In San José fire fighters are tackling a series of fires in lots that have the potential to damage adjacent property.
The boats in Puntarenas were shrimpers. The blaze started about 1:30.p.m. Tuesday, according to the Cuerpo de Bomberos. A spark from a welding torch ignited flammable residue on the deck of one boat, a report said.
Two boats, one 60 feet and one 40 feet were destroyed while a 20-foot boat suffered damage. This was the seventh blaze this year caused by welding, said the fire agency. That is 7 percent of all fires, a report said.
The main job of fire fighting crews in Chirripó now is to make sure the fire does not spread beyond a three-meter fire break. Officials also said they were worried about the physical condition of some of the crew members because they have been on the fire line for more than a week in the rugged national park.
In all, there have been 63 blazes in wooded areas since Jan. 1, the fire agency said. The blazes involved 1,340 hectares (about 3,300 acres), the fire agency said. The Chirripó blaze covers about 150 hectares or 370 acres.
Major brush blazes also are reported in La Roca, Puntarenas, in Las Juntas, Guanacaste, La Cieba, Orotina, and Agua Buenas, Acosta.
Large white smoke spread through San José Tuesday afternoon as an empty lot caught fire in the south part of the district. The lot was located in Barrio San Cayetano along Calle 7 perpendicular to a bridge over the Rio Cañas.
Three fire fighters from the Barrio Luján station put out the fire in an hour. That includes the time of a trip Capt. Rafael Alcazar had to make with a fire truck to refill the tank.
Alcazar calculated the lot measured approximately 10,000 square meters (more than 100,000 square feet) and about 200 meters (about 2,150 square feet) were burned. The blaze crawled down the bank of the river. There was no evidence of arson.
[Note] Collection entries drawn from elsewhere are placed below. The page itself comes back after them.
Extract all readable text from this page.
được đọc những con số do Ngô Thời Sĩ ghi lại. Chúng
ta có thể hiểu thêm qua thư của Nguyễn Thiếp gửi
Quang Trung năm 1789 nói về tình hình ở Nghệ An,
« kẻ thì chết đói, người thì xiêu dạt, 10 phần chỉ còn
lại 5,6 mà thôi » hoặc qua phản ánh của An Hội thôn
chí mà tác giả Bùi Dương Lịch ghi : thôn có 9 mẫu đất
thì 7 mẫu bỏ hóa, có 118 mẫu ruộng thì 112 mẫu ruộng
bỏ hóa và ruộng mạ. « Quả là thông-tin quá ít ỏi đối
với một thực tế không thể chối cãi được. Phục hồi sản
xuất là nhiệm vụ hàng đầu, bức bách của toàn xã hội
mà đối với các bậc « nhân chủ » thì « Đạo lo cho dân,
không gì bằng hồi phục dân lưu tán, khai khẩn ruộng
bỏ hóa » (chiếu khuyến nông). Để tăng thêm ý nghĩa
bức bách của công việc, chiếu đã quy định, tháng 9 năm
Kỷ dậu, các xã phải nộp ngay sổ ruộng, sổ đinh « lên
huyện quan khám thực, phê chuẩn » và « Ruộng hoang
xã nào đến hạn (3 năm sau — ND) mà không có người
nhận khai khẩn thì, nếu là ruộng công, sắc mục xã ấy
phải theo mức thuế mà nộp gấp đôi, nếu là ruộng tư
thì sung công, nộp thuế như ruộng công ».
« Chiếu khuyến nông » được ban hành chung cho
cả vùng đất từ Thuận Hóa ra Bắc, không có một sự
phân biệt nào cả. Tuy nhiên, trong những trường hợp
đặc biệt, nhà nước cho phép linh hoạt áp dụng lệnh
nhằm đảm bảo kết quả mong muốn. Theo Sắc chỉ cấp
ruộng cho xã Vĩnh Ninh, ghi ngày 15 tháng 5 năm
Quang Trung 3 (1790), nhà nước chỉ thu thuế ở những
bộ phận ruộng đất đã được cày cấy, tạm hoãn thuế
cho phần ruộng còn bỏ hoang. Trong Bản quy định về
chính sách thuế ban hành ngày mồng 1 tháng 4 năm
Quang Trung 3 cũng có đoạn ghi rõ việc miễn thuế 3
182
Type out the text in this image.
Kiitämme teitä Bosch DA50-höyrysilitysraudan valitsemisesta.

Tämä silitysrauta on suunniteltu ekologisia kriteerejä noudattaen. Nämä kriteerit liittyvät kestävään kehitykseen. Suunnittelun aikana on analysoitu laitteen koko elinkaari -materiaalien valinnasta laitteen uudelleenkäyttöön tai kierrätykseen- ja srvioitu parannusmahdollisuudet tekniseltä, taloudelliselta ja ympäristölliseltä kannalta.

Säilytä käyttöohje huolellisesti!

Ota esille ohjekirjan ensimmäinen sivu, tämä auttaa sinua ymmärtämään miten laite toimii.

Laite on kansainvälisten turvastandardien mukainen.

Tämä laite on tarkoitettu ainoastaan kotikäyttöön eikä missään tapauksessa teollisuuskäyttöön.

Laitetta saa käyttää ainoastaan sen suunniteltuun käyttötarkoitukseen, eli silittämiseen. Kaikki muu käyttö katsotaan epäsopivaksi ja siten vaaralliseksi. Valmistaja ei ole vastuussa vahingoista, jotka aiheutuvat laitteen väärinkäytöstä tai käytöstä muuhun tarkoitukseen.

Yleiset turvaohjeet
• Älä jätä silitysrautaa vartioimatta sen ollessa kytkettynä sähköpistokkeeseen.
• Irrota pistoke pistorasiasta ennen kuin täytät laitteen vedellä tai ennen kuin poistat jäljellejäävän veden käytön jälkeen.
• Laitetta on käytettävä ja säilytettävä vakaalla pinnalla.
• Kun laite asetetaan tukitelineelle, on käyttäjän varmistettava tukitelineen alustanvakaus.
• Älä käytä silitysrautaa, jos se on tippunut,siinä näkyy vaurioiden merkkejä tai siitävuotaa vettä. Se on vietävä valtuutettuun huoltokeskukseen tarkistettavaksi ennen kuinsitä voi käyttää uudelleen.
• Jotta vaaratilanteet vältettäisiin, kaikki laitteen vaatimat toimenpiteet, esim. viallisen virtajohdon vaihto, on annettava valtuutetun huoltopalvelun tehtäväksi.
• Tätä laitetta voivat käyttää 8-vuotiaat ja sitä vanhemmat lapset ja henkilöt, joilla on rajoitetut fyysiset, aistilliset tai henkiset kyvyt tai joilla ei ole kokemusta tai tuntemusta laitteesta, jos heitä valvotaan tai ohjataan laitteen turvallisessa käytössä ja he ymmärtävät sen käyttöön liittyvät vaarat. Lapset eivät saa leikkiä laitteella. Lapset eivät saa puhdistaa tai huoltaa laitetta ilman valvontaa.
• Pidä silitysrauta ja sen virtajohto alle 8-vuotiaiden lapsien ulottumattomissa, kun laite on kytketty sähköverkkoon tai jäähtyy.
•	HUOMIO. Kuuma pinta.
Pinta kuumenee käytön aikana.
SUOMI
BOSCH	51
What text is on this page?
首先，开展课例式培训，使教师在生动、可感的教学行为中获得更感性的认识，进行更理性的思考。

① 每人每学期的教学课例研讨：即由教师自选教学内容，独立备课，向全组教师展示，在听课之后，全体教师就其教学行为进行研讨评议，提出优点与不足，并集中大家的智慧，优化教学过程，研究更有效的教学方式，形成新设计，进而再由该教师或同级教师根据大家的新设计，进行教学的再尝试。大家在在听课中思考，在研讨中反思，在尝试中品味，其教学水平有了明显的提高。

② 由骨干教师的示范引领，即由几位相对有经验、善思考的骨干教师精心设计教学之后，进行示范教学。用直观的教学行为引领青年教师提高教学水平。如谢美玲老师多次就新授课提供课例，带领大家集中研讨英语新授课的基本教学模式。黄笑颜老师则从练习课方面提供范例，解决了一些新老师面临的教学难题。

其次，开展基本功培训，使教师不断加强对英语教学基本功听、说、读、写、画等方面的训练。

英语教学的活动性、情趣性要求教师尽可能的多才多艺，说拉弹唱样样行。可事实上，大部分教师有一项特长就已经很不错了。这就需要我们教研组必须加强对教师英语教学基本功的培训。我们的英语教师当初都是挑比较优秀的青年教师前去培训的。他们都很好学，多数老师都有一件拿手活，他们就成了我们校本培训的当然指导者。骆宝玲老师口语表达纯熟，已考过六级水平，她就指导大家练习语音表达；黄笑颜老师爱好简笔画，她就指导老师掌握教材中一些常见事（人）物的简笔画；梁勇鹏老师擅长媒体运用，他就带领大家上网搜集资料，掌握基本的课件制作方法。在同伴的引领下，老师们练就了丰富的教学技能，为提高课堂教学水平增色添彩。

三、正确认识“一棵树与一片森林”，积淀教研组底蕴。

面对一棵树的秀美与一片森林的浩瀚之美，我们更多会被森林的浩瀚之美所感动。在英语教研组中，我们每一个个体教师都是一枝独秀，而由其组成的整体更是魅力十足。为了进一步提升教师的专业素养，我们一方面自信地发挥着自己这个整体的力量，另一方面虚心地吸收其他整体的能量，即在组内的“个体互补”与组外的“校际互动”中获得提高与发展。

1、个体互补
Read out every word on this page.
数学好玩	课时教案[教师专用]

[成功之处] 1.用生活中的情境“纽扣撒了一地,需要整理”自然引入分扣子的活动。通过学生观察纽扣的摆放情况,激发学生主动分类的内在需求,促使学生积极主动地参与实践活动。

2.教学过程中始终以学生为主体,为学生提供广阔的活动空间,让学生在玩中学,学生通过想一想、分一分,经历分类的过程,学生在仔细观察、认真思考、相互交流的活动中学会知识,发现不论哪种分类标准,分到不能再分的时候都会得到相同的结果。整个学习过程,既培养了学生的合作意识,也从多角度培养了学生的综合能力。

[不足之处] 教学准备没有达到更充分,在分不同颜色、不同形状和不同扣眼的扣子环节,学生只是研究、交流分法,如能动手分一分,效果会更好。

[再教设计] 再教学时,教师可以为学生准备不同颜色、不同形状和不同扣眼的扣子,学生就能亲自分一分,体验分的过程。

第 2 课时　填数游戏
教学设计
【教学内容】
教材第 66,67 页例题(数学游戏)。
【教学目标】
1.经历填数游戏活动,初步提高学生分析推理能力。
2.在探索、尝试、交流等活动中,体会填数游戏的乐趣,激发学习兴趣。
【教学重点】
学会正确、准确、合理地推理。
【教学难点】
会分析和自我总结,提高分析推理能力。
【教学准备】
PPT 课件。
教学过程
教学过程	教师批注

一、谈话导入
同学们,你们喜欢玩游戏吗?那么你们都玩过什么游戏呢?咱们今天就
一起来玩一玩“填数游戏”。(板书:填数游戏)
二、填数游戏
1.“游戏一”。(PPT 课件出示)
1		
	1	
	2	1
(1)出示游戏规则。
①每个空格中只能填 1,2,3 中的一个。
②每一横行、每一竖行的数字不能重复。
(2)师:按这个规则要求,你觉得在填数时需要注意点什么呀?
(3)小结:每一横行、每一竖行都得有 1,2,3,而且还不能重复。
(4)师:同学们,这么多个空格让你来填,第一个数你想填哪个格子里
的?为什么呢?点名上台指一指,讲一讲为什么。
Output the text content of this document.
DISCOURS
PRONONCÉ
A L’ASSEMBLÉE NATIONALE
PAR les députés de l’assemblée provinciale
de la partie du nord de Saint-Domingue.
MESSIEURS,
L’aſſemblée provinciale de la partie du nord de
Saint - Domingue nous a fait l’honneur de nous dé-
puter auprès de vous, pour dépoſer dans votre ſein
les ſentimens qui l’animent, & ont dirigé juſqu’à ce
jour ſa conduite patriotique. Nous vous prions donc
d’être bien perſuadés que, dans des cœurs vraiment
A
But the fire captain did say because there is a lot of trash on the lot, it is possible the fire ignited with a piece of broken glass that focused the sun on flammable material.
According to Alcazar this is the dry season when the agency receives a lot of calls for fires on lots. He said there have been a few this year in San José, but all minor. He said the area with the biggest problem is in La Carpio in La Uruca since it is harder to stop the fires and to get there.